The decomposition of sulfuric acid is part of the first process step of producing sulfur trioxide (SO2) and oxygen. In the second step, the SO2 together with water goes to an SO2-depolarised electrolyzer (SDE) to generate hydrogen and fresh H2SO4, to repeat the cycle.

This SO2-depolarised electrolyzer only requires about a seventh of the electrical energy of conventional water electrolysis, so this method can produce about 50% more hydrogen with the same solar input.

International research groups in Germany, Australia, Japan and the US have engineered and tested the component parts needed for this very high temperature sulfur-based process – a solar reactor/evaporator, a heat exchanger for SO3 decomposition, and an oxygen separator for SO2 and O2. Materials search identified construction from silicon carbide which can maintain stability in the corrosive conditions and the very high temperatures needed to perform the thermochemistry.

Many advantages of sulfur-derived solar hydrogen

Sulfur can be stored cheaply for a long time just in a pile outdoors; like a pile of coal. Unlike all other heat storage technologies, its stored energy can be retrieved at a temperature actually higher than that of the original heat input, and recovered at a constant temperature.

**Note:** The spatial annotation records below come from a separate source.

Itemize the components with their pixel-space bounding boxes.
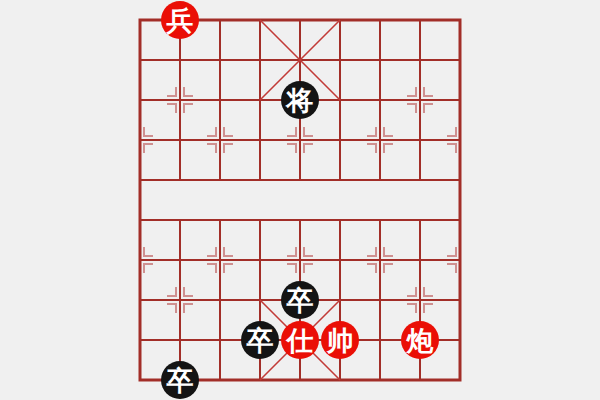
- piece-black-soldier[interactable]: 卒: [241, 321, 279, 359]
- piece-red-general[interactable]: 帅: [321, 321, 359, 359]
- piece-red-cannon[interactable]: 炮: [401, 321, 439, 359]
- pieces-layer: 兵将卒卒仕帅炮卒: [0, 0, 600, 400]
- piece-red-soldier[interactable]: 兵: [161, 1, 199, 39]
- piece-black-general[interactable]: 将: [281, 81, 319, 119]
- piece-red-advisor[interactable]: 仕: [281, 321, 319, 359]
- piece-black-soldier[interactable]: 卒: [281, 281, 319, 319]
- xiangqi-board: 兵将卒卒仕帅炮卒: [0, 0, 600, 400]
- piece-black-soldier[interactable]: 卒: [161, 361, 199, 399]
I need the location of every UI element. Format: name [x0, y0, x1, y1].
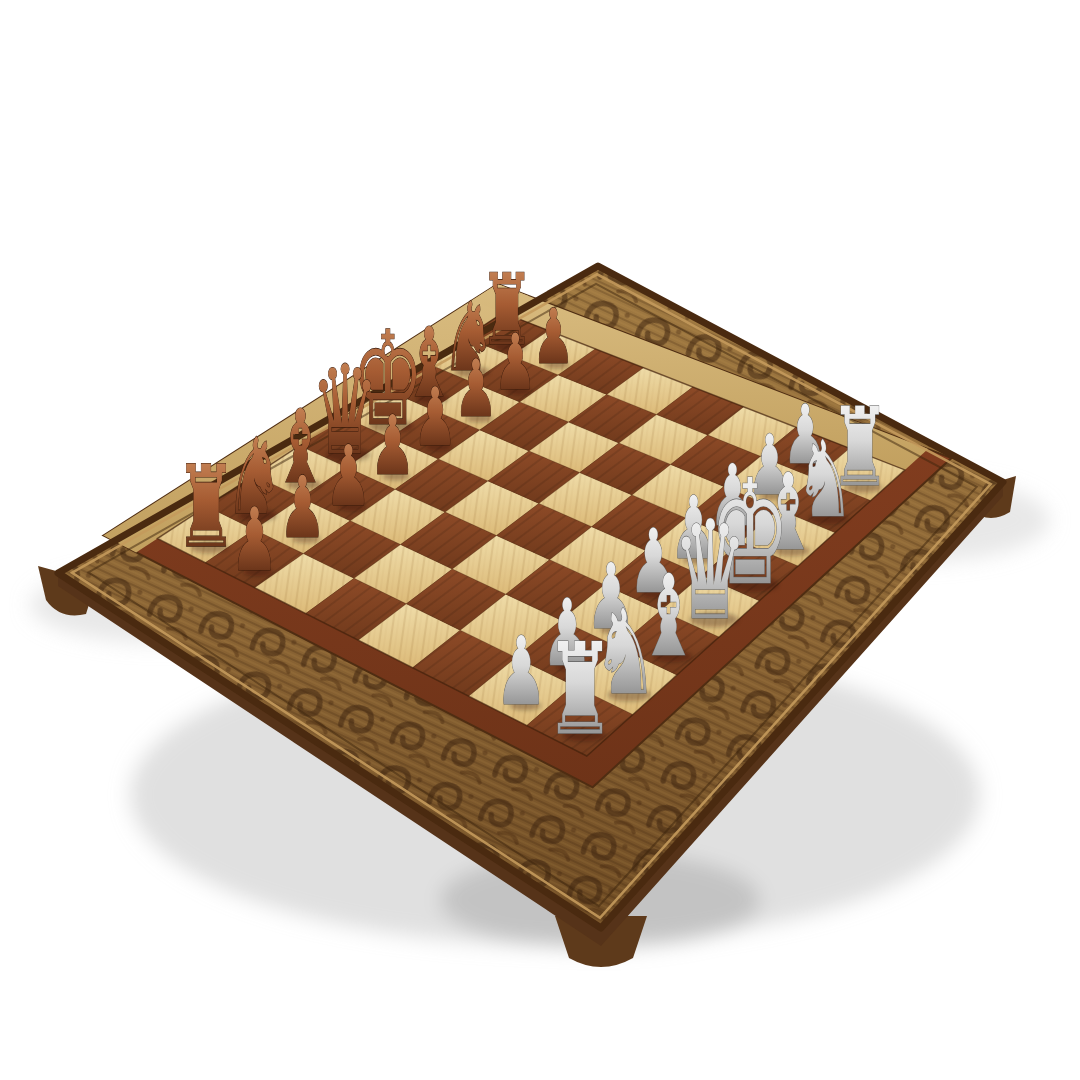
- black-pawn-c7: ♟: [325, 427, 372, 524]
- black-pawn-f7: ♟: [454, 343, 498, 434]
- black-pawn-h7: ♟: [532, 292, 574, 381]
- black-rook-a8: ♜: [175, 441, 238, 572]
- black-pawn-d7: ♟: [370, 398, 416, 493]
- black-pawn-e7: ♟: [413, 370, 458, 464]
- white-pawn-a2: ♟: [495, 616, 547, 727]
- white-rook-a1: ♜: [545, 616, 615, 763]
- chess-set-photo: ♜♟♞♟♝♟♚♟♛♟♟♝♜♟♟♞♞♟♟♜♝♟♟♚♟♛♟♝♟♞♟♜: [0, 0, 1080, 1080]
- black-pawn-g7: ♟: [494, 317, 537, 407]
- black-pawn-a7: ♟: [230, 489, 278, 590]
- black-pawn-b7: ♟: [279, 457, 326, 557]
- product-photo: ♜♟♞♟♝♟♚♟♛♟♟♝♜♟♟♞♞♟♟♜♝♟♟♚♟♛♟♝♟♞♟♜: [0, 0, 1080, 1080]
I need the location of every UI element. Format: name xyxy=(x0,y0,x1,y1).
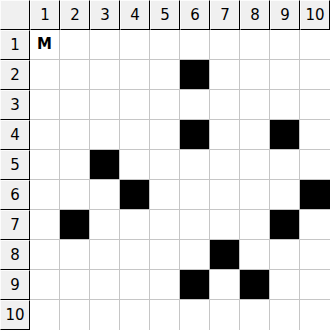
row-header-1: 1 xyxy=(0,30,30,60)
cell-r1c5[interactable] xyxy=(150,30,180,60)
row-header-8: 8 xyxy=(0,240,30,270)
cell-r9c3[interactable] xyxy=(90,270,120,300)
cell-r5c5[interactable] xyxy=(150,150,180,180)
cell-r10c5[interactable] xyxy=(150,300,180,330)
cell-r8c4[interactable] xyxy=(120,240,150,270)
cell-r10c9[interactable] xyxy=(270,300,300,330)
cell-r2c5[interactable] xyxy=(150,60,180,90)
cell-r5c10[interactable] xyxy=(300,150,330,180)
cell-r9c9[interactable] xyxy=(270,270,300,300)
cell-r4c6[interactable] xyxy=(180,120,210,150)
cell-r3c5[interactable] xyxy=(150,90,180,120)
cell-r7c5[interactable] xyxy=(150,210,180,240)
cell-r4c7[interactable] xyxy=(210,120,240,150)
cell-r4c5[interactable] xyxy=(150,120,180,150)
cell-r10c3[interactable] xyxy=(90,300,120,330)
cell-r3c3[interactable] xyxy=(90,90,120,120)
cell-r6c6[interactable] xyxy=(180,180,210,210)
col-header-6: 6 xyxy=(180,0,210,30)
puzzle-board: 123456789101M2345678910 xyxy=(0,0,330,330)
cell-r7c2[interactable] xyxy=(60,210,90,240)
cell-r2c4[interactable] xyxy=(120,60,150,90)
cell-r9c4[interactable] xyxy=(120,270,150,300)
cell-r3c2[interactable] xyxy=(60,90,90,120)
cell-r5c1[interactable] xyxy=(30,150,60,180)
cell-r7c9[interactable] xyxy=(270,210,300,240)
cell-r7c6[interactable] xyxy=(180,210,210,240)
cell-r6c4[interactable] xyxy=(120,180,150,210)
cell-r4c10[interactable] xyxy=(300,120,330,150)
cell-r4c8[interactable] xyxy=(240,120,270,150)
row-header-2: 2 xyxy=(0,60,30,90)
corner-cell xyxy=(0,0,30,30)
cell-r7c8[interactable] xyxy=(240,210,270,240)
cell-r10c7[interactable] xyxy=(210,300,240,330)
cell-r1c10[interactable] xyxy=(300,30,330,60)
cell-r8c1[interactable] xyxy=(30,240,60,270)
cell-r2c8[interactable] xyxy=(240,60,270,90)
cell-r5c6[interactable] xyxy=(180,150,210,180)
cell-r5c7[interactable] xyxy=(210,150,240,180)
cell-r8c2[interactable] xyxy=(60,240,90,270)
row-header-7: 7 xyxy=(0,210,30,240)
col-header-5: 5 xyxy=(150,0,180,30)
cell-r8c8[interactable] xyxy=(240,240,270,270)
cell-r6c10[interactable] xyxy=(300,180,330,210)
cell-r1c6[interactable] xyxy=(180,30,210,60)
row-header-6: 6 xyxy=(0,180,30,210)
col-header-8: 8 xyxy=(240,0,270,30)
cell-r3c10[interactable] xyxy=(300,90,330,120)
cell-r10c10[interactable] xyxy=(300,300,330,330)
cell-r10c6[interactable] xyxy=(180,300,210,330)
cell-r5c3[interactable] xyxy=(90,150,120,180)
row-header-5: 5 xyxy=(0,150,30,180)
cell-r5c9[interactable] xyxy=(270,150,300,180)
cell-r2c2[interactable] xyxy=(60,60,90,90)
cell-r4c1[interactable] xyxy=(30,120,60,150)
cell-r6c7[interactable] xyxy=(210,180,240,210)
row-header-3: 3 xyxy=(0,90,30,120)
cell-r7c3[interactable] xyxy=(90,210,120,240)
col-header-1: 1 xyxy=(30,0,60,30)
cell-r10c1[interactable] xyxy=(30,300,60,330)
cell-r1c4[interactable] xyxy=(120,30,150,60)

A sulfur-based thermochemical process has more than an order of magnitude greater storage capacity than today’s molten salts, which would cut the cost of reliable round-the-clock operation of solar fuels production.

Win-win: make solar hydrogen and oxygen onsite at the copper mine

Currently, because of the expense of getting hydrogen and oxygen to the mines and the cost of fossil fuels for heat for the chemical reactions needed, copper mines only produce copper oxide on site, and then they have to send the copper oxide off to another company for refining into copper, so the mines lose out on producing the valuable end product of copper.

“This HyS technology will be able to provide that on site. So if you are able to produce hydrogen and oxygen at the same site where the copper mine is – you will be independent of an external company, that otherwise has to produce the gases elsewhere to refine the copper oxide. This increases your costs.” Sattler explained.

“We’ve designed a system that we can integrate the HyS into copper processing,” added Mehdi Jafarian, who is contributing to HyS research at the School of Mechanical Engineering at Australia’s University of Adelaide which will trial the new technology, first at lab scale, and outdoors on-sun in 2022.

“So we are working with DLR for the integration of the HyS into copper processing to produce hydrogen and oxygen in situ for the copper processing and mining sector. This enables us to supply copper processors with hydrogen and oxygen for like nine to ten months a year. In economic terms it is even comparable with the state-of-the-art hydrogen production technologies using fossil fuels.”

Once solar hydrogen is produced as part of an industrial service to the copper mining industry, the scale is established for its mass production as a standalone energy carrier with many applications in hard-to-decarbonize sectors, such as cargo shipping.